Senator for the Northern Territory
- In office 18 May 2019 – 20 May 2022
- Preceded by: Nigel Scullion
- Succeeded by: Jacinta Nampijinpa Price

Personal details
- Born: 11 December 1967 (age 58) Sydney, New South Wales, Australia
- Party: Liberal Democratic (since April 2022)
- Other political affiliations: Independent (January–April 2022) Country Liberal/Nationals (until January 2022)
- Spouse: Wayne Nayda
- Alma mater: University of Queensland
- Occupation: Veterinarian

= Sam McMahon =

Australian politician

Samantha Jane McMahon (born 11 December 1967) is a former Australian politician who was a Senator for the Northern Territory between the 2019 federal election and the 2022 federal election. McMahon is a member of the Liberal Democratic Party (LDP), having joined the party in April 2022, several months after resigning from the Country Liberal Party (CLP). While she was a CLP member, she sat in the Nationals party room in federal parliament. She was a veterinarian in Katherine before entering politics.

==Early life==
McMahon was born in Sydney on 11 December 1967. She grew up on a farm in Nanango, Queensland. She completed a Bachelor of Veterinary Science at the University of Queensland.

==Career==
McMahon accepted a position in the Northern Territory after her graduation. She has owned and operated veterinary practices in Katherine, Howard Springs, Nhulunbuy, Tennant Creek, and Alice Springs. She was a national director of the Australian Veterinary Association for five years and president of the Northern Territory division for two years. She became a Fellow of the Australian Institute of Company Directors in 2003. She won the Centenary Medal for business leadership in 2001, was awarded the Australian Veterinary Association Meritorious Service Award in 2014, and was awarded the NT Telstra small business award in 2017.

==Politics==
In March 2019, McMahon won preselection to replace Nigel Scullion as the Country Liberal Party's lead Senate candidate at the 2019 federal election. She was elected to a term beginning on 18 May 2019, and chose to sit with the National Party in federal parliament, following her predecessor. In May 2021 she was appointed chair of the Joint Standing Committee on the National Capital and External Territories.

In June 2021, McMahon was defeated for CLP preselection at the 2022 federal election by Jacinta Price. In the week leading up to the ballot, Nine Publishing reported that at least ten senators believed she had been visibly drunk while in the Senate chamber on 23 June. A spokesman stated that she was feeling "unwell" and that the allegations were part of a smear campaign to discredit her in the lead-up to the preselection.

In December 2021 it was alleged that following a 'boozey' Christmas party McMahon was escorted from the premises to a waiting taxi, at which point McMahon physically assaulted Nationals federal director and event organiser Jonathan Hawkes.

In January 2022, McMahon resigned from the Country Liberal Party and moved to the crossbench to sit as an independent. She later explained in March 2022 that she resigned due to alleged abuse by former staffer Jason Riley. On 8 April 2022, McMahon announced she had joined the Liberal Democrats, and would run on the party's Northern Territory Senate ticket at the May federal election. The Liberal Democrats won approximately 9% of the vote in the Northern Territory Senate race, not enough for McMahon to retain her seat in the chamber.

===Positions===
In January 2020, during the 2019–20 Australian bushfire season, McMahon tweeted that the Australian Greens' "ridiculous agenda" of opposing logging had "le [sic] to these horrible fires". A Guardian Australia article published in the same month identified her as one of the "climate doubters" within the Coalition. In March 2020, McMahon argued that a nuclear power plant should be built in northern Australia to lower emissions and improve the country's economy.

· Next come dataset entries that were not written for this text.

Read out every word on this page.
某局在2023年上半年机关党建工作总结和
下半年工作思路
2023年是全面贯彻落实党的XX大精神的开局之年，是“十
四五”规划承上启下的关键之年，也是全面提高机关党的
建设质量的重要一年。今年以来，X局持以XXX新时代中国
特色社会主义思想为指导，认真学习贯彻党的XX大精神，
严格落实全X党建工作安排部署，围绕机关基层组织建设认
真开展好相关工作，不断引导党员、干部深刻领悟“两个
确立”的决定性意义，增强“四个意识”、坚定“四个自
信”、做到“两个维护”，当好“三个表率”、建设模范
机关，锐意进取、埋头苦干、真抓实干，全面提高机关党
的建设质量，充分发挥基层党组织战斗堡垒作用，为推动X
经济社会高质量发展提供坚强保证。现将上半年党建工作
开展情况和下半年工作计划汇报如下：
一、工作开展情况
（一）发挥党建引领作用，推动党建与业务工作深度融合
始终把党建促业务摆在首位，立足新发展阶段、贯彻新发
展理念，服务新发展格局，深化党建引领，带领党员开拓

In August 2021, McMahon announced she had drafted a bill to expand the legislative powers of the Northern Territory Legislative Assembly and reduce the power of federal parliament to veto territory legislation. This would include a partial repeal of the Euthanasia Laws Act 1997, allowing the Legislative Assembly to legalise assisted suicide.

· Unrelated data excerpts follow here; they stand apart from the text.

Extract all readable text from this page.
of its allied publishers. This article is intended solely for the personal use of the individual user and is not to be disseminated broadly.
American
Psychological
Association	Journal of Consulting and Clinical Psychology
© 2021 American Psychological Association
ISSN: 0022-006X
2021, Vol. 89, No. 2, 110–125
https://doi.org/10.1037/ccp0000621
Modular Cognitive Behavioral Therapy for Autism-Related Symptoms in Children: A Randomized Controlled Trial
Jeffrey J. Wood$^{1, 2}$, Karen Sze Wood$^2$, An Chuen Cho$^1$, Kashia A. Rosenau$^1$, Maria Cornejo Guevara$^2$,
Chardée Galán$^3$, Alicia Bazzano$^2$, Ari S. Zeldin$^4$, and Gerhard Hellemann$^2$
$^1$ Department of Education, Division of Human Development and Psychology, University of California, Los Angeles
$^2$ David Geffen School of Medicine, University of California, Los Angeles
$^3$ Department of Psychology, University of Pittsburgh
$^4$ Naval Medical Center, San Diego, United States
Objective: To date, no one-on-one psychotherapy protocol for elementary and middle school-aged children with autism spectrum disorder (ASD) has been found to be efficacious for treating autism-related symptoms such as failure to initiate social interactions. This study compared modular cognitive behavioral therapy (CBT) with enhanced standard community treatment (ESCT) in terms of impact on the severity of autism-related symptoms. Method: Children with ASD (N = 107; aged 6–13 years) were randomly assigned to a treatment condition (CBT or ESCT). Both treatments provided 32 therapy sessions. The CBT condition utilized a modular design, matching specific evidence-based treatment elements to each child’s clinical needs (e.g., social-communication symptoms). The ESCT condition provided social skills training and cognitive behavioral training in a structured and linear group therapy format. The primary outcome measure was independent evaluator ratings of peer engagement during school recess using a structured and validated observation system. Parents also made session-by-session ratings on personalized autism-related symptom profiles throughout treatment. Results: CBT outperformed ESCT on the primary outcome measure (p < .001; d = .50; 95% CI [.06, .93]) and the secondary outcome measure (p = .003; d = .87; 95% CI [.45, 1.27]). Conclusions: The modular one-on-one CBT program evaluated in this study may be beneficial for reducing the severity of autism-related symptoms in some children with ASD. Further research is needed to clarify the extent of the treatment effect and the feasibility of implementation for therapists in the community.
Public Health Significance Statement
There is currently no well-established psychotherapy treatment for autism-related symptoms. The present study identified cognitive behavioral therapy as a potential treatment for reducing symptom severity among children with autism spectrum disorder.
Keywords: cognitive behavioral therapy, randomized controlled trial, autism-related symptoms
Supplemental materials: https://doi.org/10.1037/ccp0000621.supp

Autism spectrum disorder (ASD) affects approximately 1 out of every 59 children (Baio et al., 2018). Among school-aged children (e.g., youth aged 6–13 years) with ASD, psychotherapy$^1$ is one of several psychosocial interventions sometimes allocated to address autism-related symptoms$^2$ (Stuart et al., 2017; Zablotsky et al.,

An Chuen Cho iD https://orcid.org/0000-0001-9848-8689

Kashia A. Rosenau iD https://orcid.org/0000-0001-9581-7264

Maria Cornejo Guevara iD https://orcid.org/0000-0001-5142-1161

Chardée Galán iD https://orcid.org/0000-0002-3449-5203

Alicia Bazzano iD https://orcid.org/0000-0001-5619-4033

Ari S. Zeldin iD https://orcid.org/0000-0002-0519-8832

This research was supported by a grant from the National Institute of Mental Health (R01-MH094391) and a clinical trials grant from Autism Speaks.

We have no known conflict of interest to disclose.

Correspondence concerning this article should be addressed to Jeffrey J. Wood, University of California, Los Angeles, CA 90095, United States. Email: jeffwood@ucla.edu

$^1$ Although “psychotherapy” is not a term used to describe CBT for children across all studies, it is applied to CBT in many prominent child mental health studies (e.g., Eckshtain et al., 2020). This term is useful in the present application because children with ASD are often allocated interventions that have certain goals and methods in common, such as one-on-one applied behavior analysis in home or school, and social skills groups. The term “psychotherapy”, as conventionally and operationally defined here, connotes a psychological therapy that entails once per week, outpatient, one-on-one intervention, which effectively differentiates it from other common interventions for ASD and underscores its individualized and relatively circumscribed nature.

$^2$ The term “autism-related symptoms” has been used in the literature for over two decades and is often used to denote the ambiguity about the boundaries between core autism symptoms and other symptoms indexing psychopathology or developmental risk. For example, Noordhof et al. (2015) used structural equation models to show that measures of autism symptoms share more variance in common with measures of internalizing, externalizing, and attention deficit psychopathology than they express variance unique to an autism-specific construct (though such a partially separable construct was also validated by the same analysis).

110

In November 2021, McMahon was one of five Coalition senators who voted against the government in support of One Nation's COVID-19 Vaccination Status (Prevention of Discrimination) Bill 2021.

==Personal life==
McMahon lives on a farm outside Katherine and is an avid water skier and horse rider. In September 2019, McMahon announced that she had separated from her husband, Wayne Nayda.